Did she know how she sounded? Utterly capable yet...lonely? Was I reading too much into what she was telling me?

“Nixon knows me down to the very marrow of my bones,” I admitted. “But in some ways, you know me better than he does.” I nudged her shoulder with mine.

“Ha! Nice try.” She rolled her eyes.

“What do I sleep in?” I asked.

“If I’m around, gym shorts and nothing else,” she answered. “Not sure when I’m...not in the same room.”

I grinned. “I’ll leave it up to your imagination.”

She flushed, a cute tinge of pink coloring her cheeks.

“What am I like on game day?” I challenged.

“Focused. Driven. There’s zero play in you, or teasing, even. You’re kind of like a gargoyle who looks all scary but doesn't say much.” She tilted her head. “You drink a smoothie for breakfast, head to morning ice, then carb up at lunch, where you resemble a human for about forty-five minutes. So if I want to talk to you about anything, that’s my chance. After that, you’re all business until show time.”

“See, you know me. Nixon doesn’t know any of that stuff, not anymore. The current stuff he’s pretty lost on. But he could probably tell you why I did those things if he thought long enough about any of it.”
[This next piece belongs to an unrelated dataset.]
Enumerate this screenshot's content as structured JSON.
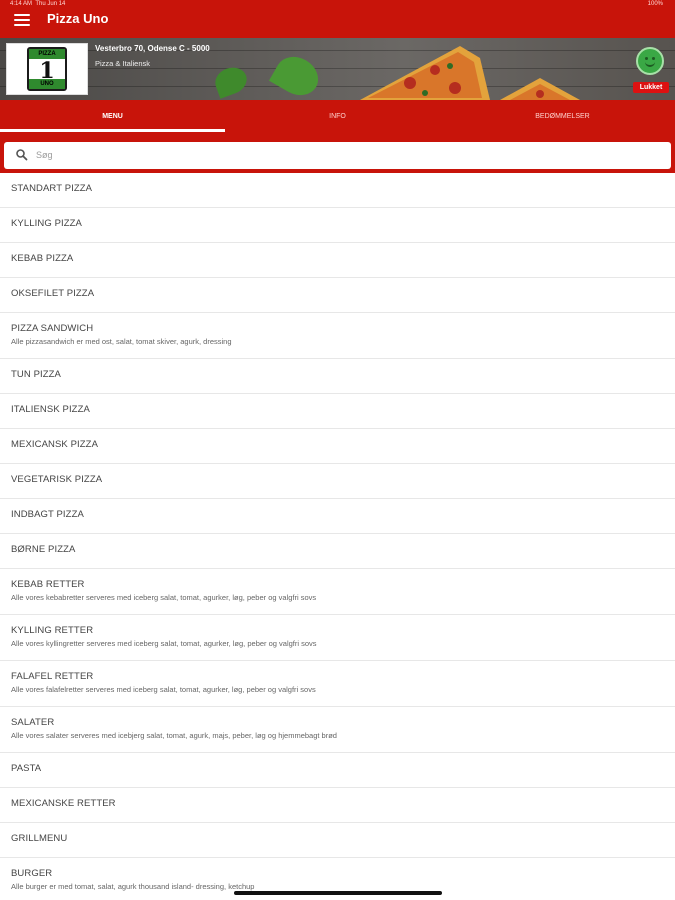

“Does he know that you listen to rap right before you walk into the locker room? Or that you only sleep with one pillow? Or that you double-knot your shoelaces before you go running?” Her eyebrows rose. “Does he know that you refuse to use pods when you pack your carry on even though you know they’re more efficient? Or that you squeeze the toothpaste from the middle of the tube? Or that you only sing in the shower on the days you win?” The pink in her cheeks was now joined by a flush of color up her neck.

“Probably not,” I answered softly. “So in some ways, now you’re the person who knows me best.”

She quietly flipped my helmet over and connected it to her computer. A quick glance told me she had the program open that she used to record whatever data she was pulling from the sensors.

“I know you, too,” I offered her.

She tensed.

“I know that you only like that pear shampoo. You wash your face every night even though you don’t wear makeup often. You love tomatoes but hate ketchup. You lose all track of the world around you when you stumble onto an idea.” I smiled at the memory of pulling her out of traffic in Sweden. “You love beautiful things, but you don’t always consider yourself one of them.”

Her gaze snapped to mine.

“You are though. Beautiful. I don’t mind telling you that because you don’t let that shit go to your head. You’d rather I tell you how incredible this plan of yours is. How many lives you’ll be able to change once you pull it off.”

“If,” she whispered.

“No. When. You don’t know how to give up, do you? You remove whatever obstacle is in your path and keep trucking on.” We were so similar in that way, and the relentlessness in me called to that in her.

“Sit,” she ordered softly, pointing to the stool on the other side of her.

I did as the lady asked, bringing her to my eye level. She put my helmet over my head and tugged it down to fit snugly against my scalp.

“Words like I can’t don’t exist in my family. I can’t means you gave up. Thompsons don’t give up. You’ve been gifted with superior intellect, Harper,” she raised her chin in what had to be an impression of her dad. “What you do with it will be your own gift...or curse.”

I pulled the chin strap across and snapped it. “You know, I said something like that to Sawyer last month. That he was blessed with talent, but it was the drive that would set him apart or let him fall.”

“But you said it to encourage him, right?” she asked, jostling the helmet gently and then turning to look at the program.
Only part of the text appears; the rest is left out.